The United States, the champion of the free market, "the beacon of unfettered, free market capitalism", has implemented a policy "that the most liberal Democratic administration would [have never implemented] in its wildest dreams," says Ron Chernow, a leading American financial historian in today's NY Times. Interesting observation. But even more interesting is the effect that this bailout policy may have on global perceptions of American free market capitalism and America's ability to dictate a global economic response to a future international financial crisis.

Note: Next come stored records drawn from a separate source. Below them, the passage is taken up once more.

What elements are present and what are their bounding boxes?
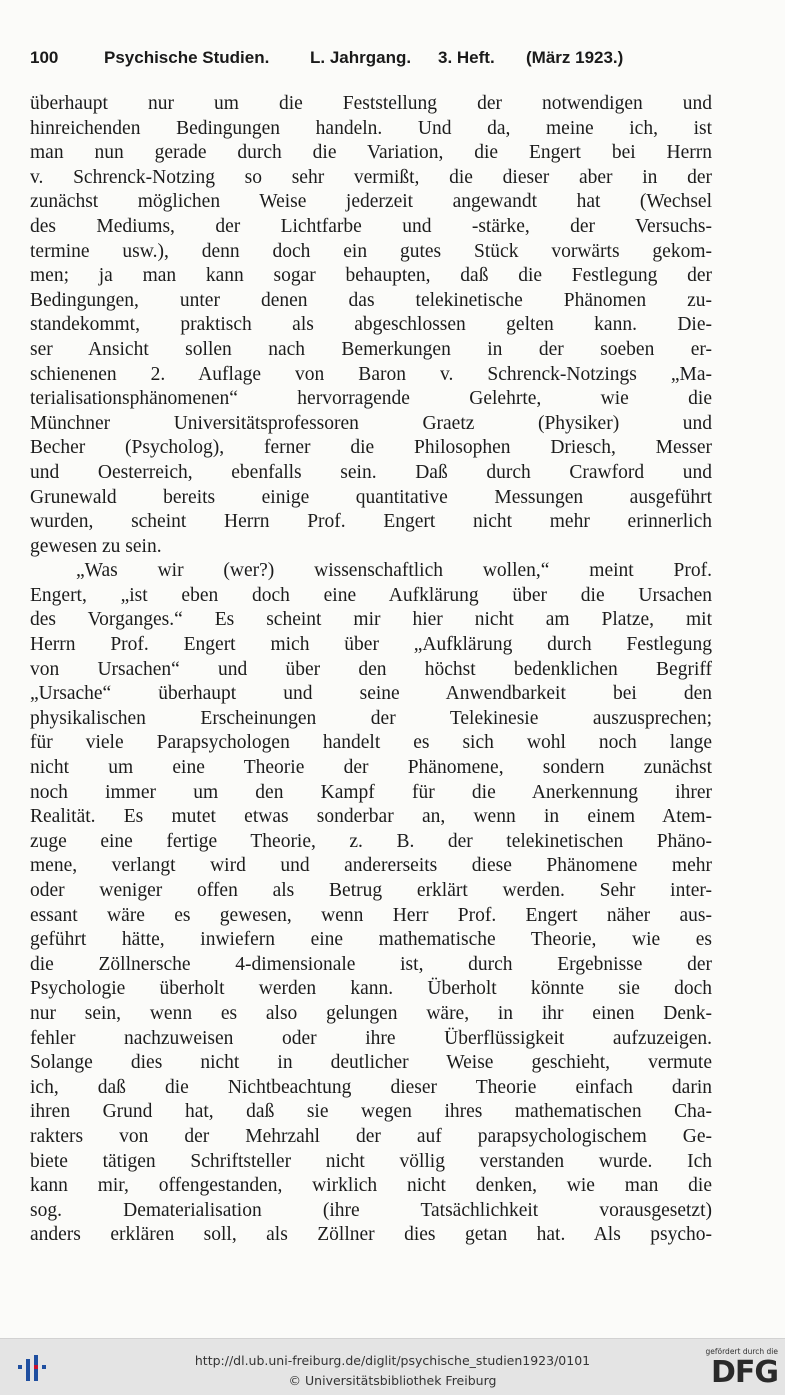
text-line: überhaupt nur um die Feststellung der notwendigen und [30, 93, 712, 114]
text-line: Herrn Prof. Engert mich über „Aufklärung durch Festlegung [30, 634, 712, 656]
text-line: von Ursachen“ und über den höchst bedenklichen Begriff [30, 658, 712, 680]
footer-bar [0, 1338, 785, 1395]
text-line: Realität. Es mutet etwas sonderbar an, wenn in einem Atem- [30, 806, 712, 828]
text-line: man nun gerade durch die Variation, die Engert bei Herrn [30, 142, 712, 164]
issue-date: (März 1923.) [526, 48, 624, 67]
text-line: Münchner Universitätsprofessoren Graetz (Physiker) und [30, 412, 712, 434]
text-line: des Vorganges.“ Es scheint mir hier nicht am Platze, mit [30, 609, 712, 631]
text-line: termine usw.), denn doch ein gutes Stück vorwärts gekom- [30, 240, 712, 262]
text-line: men; ja man kann sogar behaupten, daß die Festlegung der [30, 265, 712, 287]
text-line: Bedingungen, unter denen das telekinetische Phänomen zu- [30, 289, 712, 311]
text-line: fehler nachzuweisen oder ihre Überflüssigkeit aufzuzeigen. [30, 1027, 712, 1049]
text-line: essant wäre es gewesen, wenn Herr Prof. Engert näher aus- [30, 904, 712, 926]
text-line: Grunewald bereits einige quantitative Messungen ausgeführt [30, 486, 712, 508]
dfg-logo[interactable] [692, 1347, 778, 1391]
text-line: anders erklären soll, als Zöllner dies getan hat. Als psycho- [30, 1224, 712, 1246]
text-line: oder weniger offen als Betrug erklärt werden. Sehr inter- [30, 880, 712, 901]
text-line: des Mediums, der Lichtfarbe und -stärke, der Versuchs- [30, 215, 712, 237]
text-line: biete tätigen Schriftsteller nicht völlig verstanden wurde. Ich [30, 1150, 712, 1172]
text-line: „Ursache“ überhaupt und seine Anwendbarkeit bei den [30, 683, 712, 705]
text-line: Engert, „ist eben doch eine Aufklärung über die Ursachen [30, 584, 712, 606]
text-line: v. Schrenck-Notzing so sehr vermißt, die dieser aber in der [30, 166, 712, 188]
page-number: 100 [30, 48, 59, 67]
text-line: schienenen 2. Auflage von Baron v. Schrenck-Notzings „Ma- [30, 363, 712, 385]
body-text [30, 92, 712, 1248]
text-line: physikalischen Erscheinungen der Telekinesie auszusprechen; [30, 707, 712, 729]
text-line: wurden, scheint Herrn Prof. Engert nicht mehr erinnerlich [30, 511, 712, 533]
journal-title: Psychische Studien. [104, 48, 270, 67]
text-line: gewesen zu sein. [30, 535, 162, 557]
text-line: rakters von der Mehrzahl der auf parapsychologischem Ge- [30, 1125, 712, 1147]
issue-label: 3. Heft. [438, 48, 495, 67]
text-line: und Oesterreich, ebenfalls sein. Daß durch Crawford und [30, 461, 712, 483]
text-line: hinreichenden Bedingungen handeln. Und da, meine ich, ist [30, 117, 712, 139]
text-line: ser Ansicht sollen nach Bemerkungen in der soeben er- [30, 338, 712, 360]
text-line: „Was wir (wer?) wissenschaftlich wollen,“ meint Prof. [76, 560, 712, 582]
text-line: kann mir, offengestanden, wirklich nicht denken, wie man die [30, 1175, 712, 1197]
text-line: für viele Parapsychologen handelt es sich wohl noch lange [30, 732, 712, 754]
dfg-logo-text: DFG [710, 1355, 778, 1390]
text-line: zunächst möglichen Weise jederzeit angewandt hat (Wechsel [30, 191, 712, 213]
running-head [30, 48, 720, 78]
text-line: die Zöllnersche 4-dimensionale ist, durch Ergebnisse der [30, 953, 712, 975]
text-line: ich, daß die Nichtbeachtung dieser Theorie einfach darin [30, 1076, 712, 1098]
dfg-funding-note: gefördert durch die [705, 1347, 778, 1356]
text-line: nur sein, wenn es also gelungen wäre, in ihr einen Denk- [30, 1002, 712, 1024]
text-line: noch immer um den Kampf für die Anerkennung ihrer [30, 781, 712, 803]
copyright-notice: © Universitätsbibliothek Freiburg [288, 1373, 497, 1388]
text-line: terialisationsphänomenen“ hervorragende Gelehrte, wie die [30, 388, 712, 410]
text-line: ihren Grund hat, daß sie wegen ihres mathematischen Cha- [30, 1101, 712, 1123]
source-url-link[interactable]: http://dl.ub.uni-freiburg.de/diglit/psychische_studien1923/0101 [194, 1353, 591, 1368]
text-line: geführt hätte, inwiefern eine mathematische Theorie, wie es [30, 929, 712, 951]
text-line: nicht um eine Theorie der Phänomene, sondern zunächst [30, 757, 712, 779]
volume-label: L. Jahrgang. [310, 48, 412, 67]
text-line: sog. Dematerialisation (ihre Tatsächlichkeit vorausgesetzt) [30, 1199, 712, 1221]
text-line: Becher (Psycholog), ferner die Philosophen Driesch, Messer [30, 437, 712, 459]
text-line: zuge eine fertige Theorie, z. B. der telekinetischen Phäno- [30, 830, 712, 852]
text-line: mene, verlangt wird und andererseits diese Phänomene mehr [30, 855, 712, 877]
text-line: Psychologie überholt werden kann. Überholt könnte sie doch [30, 978, 712, 1000]
text-line: Solange dies nicht in deutlicher Weise geschieht, vermute [30, 1052, 712, 1074]
text-line: standekommt, praktisch als abgeschlossen gelten kann. Die- [30, 314, 712, 336]
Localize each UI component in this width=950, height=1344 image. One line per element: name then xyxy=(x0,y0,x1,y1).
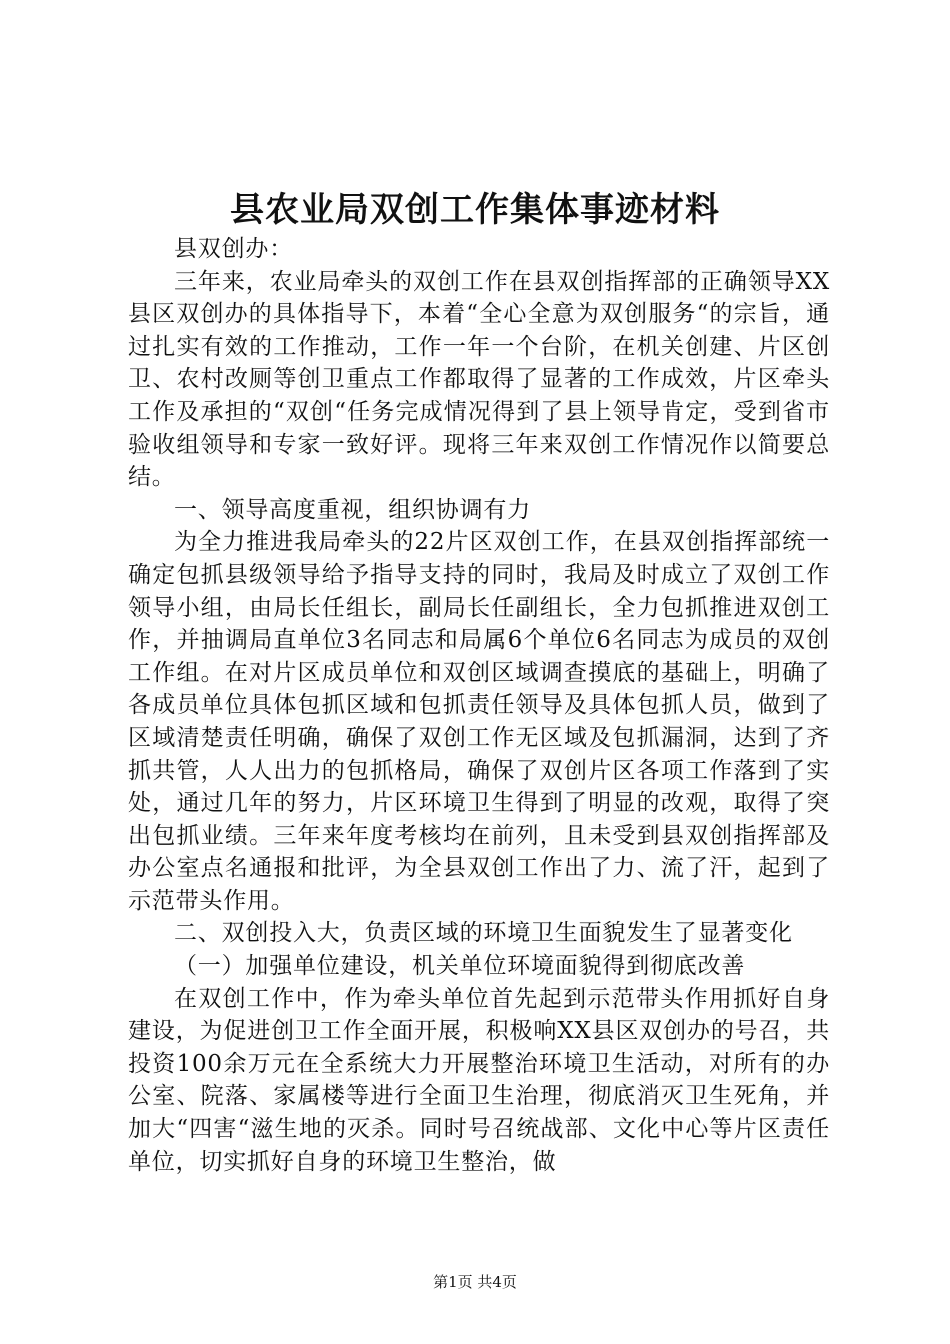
salutation: 县双创办： xyxy=(174,236,293,262)
paragraph: 在双创工作中，作为牵头单位首先起到示范带头作用抓好自身建设，为促进创卫工作全面开展，积极响XX县区双创办的号召，共投资100余万元在全系统大力开展整治环境卫生活动，对所有的办公室、院落、家属楼等进行全面卫生治理，彻底消灭卫生死角，并加大“四害“滋生地的灭杀。同时号召统战部、文化中心等片区责任单位，切实抓好自身的环境卫生整治，做 xyxy=(128,985,830,1175)
subsection-heading: （一）加强单位建设，机关单位环境面貌得到彻底改善 xyxy=(174,953,746,980)
paragraph: 三年来，农业局牵头的双创工作在县双创指挥部的正确领导XX县区双创办的具体指导下，本着“全心全意为双创服务“的宗旨，通过扎实有效的工作推动，工作一年一个台阶，在机关创建、片区创卫、农村改厕等创卫重点工作都取得了显著的工作成效，片区牵头工作及承担的“双创“任务完成情况得到了县上领导肯定，受到省市验收组领导和专家一致好评。现将三年来双创工作情况作以简要总结。 xyxy=(128,268,830,491)
paragraph: 为全力推进我局牵头的22片区双创工作，在县双创指挥部统一确定包抓县级领导给予指导支持的同时，我局及时成立了双创工作领导小组，由局长任组长，副局长任副组长，全力包抓推进双创工作，并抽调局直单位3名同志和局属6个单位6名同志为成员的双创工作组。在对片区成员单位和双创区域调查摸底的基础上，明确了各成员单位具体包抓区域和包抓责任领导及具体包抓人员，做到了区域清楚责任明确，确保了双创工作无区域及包抓漏洞，达到了齐抓共管，人人出力的包抓格局，确保了双创片区各项工作落到了实处，通过几年的努力，片区环境卫生得到了明显的改观，取得了突出包抓业绩。三年来年度考核均在前列，且未受到县双创指挥部及办公室点名通报和批评，为全县双创工作出了力、流了汗，起到了示范带头作用。 xyxy=(128,529,830,914)
document-title: 县农业局双创工作集体事迹材料 xyxy=(230,190,720,230)
page-number-footer: 第1页 共4页 xyxy=(433,1273,517,1291)
section-heading: 二、双创投入大，负责区域的环境卫生面貌发生了显著变化 xyxy=(174,920,793,947)
document-body xyxy=(128,233,830,1178)
section-heading: 一、领导高度重视，组织协调有力 xyxy=(174,496,531,523)
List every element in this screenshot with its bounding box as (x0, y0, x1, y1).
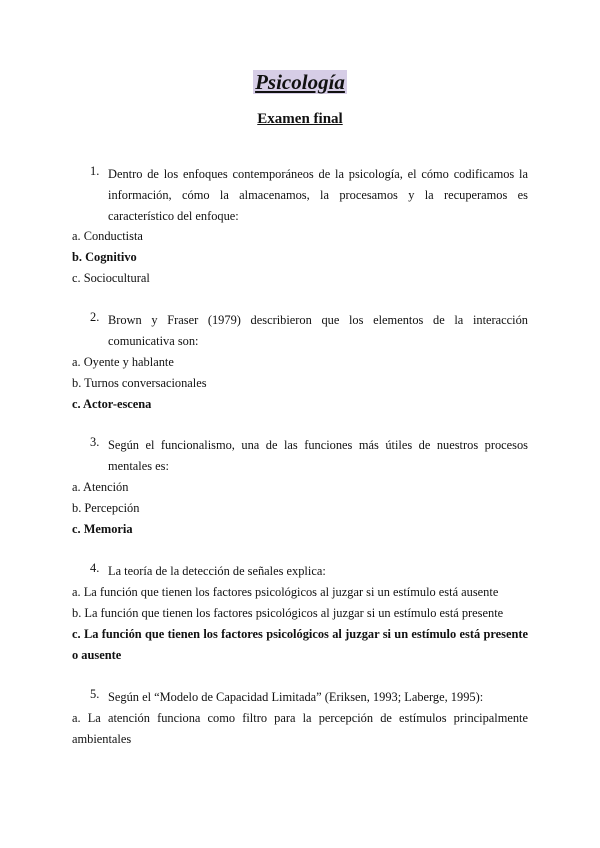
question-2-option-a: a. Oyente y hablante (72, 355, 174, 369)
document-title: Psicología (255, 70, 345, 94)
question-number: 2. (90, 310, 100, 324)
question-2-option-b: b. Turnos conversacionales (72, 376, 207, 390)
question-3 (90, 435, 528, 477)
question-number: 3. (90, 435, 100, 449)
question-4-option-b: b. La función que tienen los factores psicológicos al juzgar si un estímulo está presente (72, 606, 504, 620)
question-5-option-a: a. La atención funciona como filtro para la percepción de estímulos principalmente ambientales (72, 711, 528, 746)
question-2 (90, 310, 528, 352)
question-1-option-a: a. Conductista (72, 229, 143, 243)
question-number: 5. (90, 687, 100, 701)
question-text: Según el funcionalismo, una de las funciones más útiles de nuestros procesos mentales es: (108, 438, 528, 473)
question-text: Dentro de los enfoques contemporáneos de la psicología, el cómo codificamos la información, cómo la almacenamos, la procesamos y la recuperamos es característico del enfoque: (108, 167, 528, 223)
question-3-option-a: a. Atención (72, 480, 129, 494)
question-text: Brown y Fraser (1979) describieron que los elementos de la interacción comunicativa son: (108, 313, 528, 348)
question-4-option-c-correct: c. La función que tienen los factores psicológicos al juzgar si un estímulo está presente o ausente (72, 627, 528, 662)
question-1 (90, 164, 528, 227)
question-number: 4. (90, 561, 100, 575)
question-text: La teoría de la detección de señales explica: (108, 564, 326, 578)
question-1-option-c: c. Sociocultural (72, 271, 150, 285)
question-3-option-b: b. Percepción (72, 501, 140, 515)
question-1-option-b-correct: b. Cognitivo (72, 250, 137, 264)
question-2-option-c-correct: c. Actor-escena (72, 397, 152, 411)
question-number: 1. (90, 164, 100, 178)
question-4-option-a: a. La función que tienen los factores psicológicos al juzgar si un estímulo está ausente (72, 585, 499, 599)
question-5 (90, 687, 528, 708)
question-3-option-c-correct: c. Memoria (72, 522, 133, 536)
question-4 (90, 561, 528, 582)
document-subtitle: Examen final (257, 111, 343, 127)
question-text: Según el “Modelo de Capacidad Limitada” (Eriksen, 1993; Laberge, 1995): (108, 690, 484, 704)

I was in the process of putting together a post on the American paradox of nationalization and its effect on the global economy, when the NY Times stole the idea from my head and beat me to it by posting an article highlighting this effect on their website. I sat thinking earlier this evening about the financial policies that the United States has currently implemented in its financial market when facing a crisis, while at the same time prescribing to developing nations facing financial panic/crisis, a radically different approach. Essentially, the United States has instructed the developing world to deregulate, privatize their financial markets and not intervene during financial crises, even in the face of financial disaster. For example:
In parts of Asia, the bailouts [yesterday of AIG] stirred bitter memories of the different approach the United States and the International Monetary Fund adopted during the economic crises there a decade ago.If the United States is not going to follow its own advice of not intervening in its own financial market to bail out failing domestic firms when staring down one of the biggest financial crises in its history, why should/would any other nation follow the non-intervention policy when a similar financial panic occurs in their economy?
When the I.M.F. pledged $20 billion to help South Korea survive the Asian financial crisis of the late 1990s, one of the conditions it imposed was that the Korean government allow ailing banks and other companies to collapse rather than bail them out, recalled Yung Chul Park, a professor of economics at Korea University in Seoul, who was deeply involved in the negotiations with the I.M.F.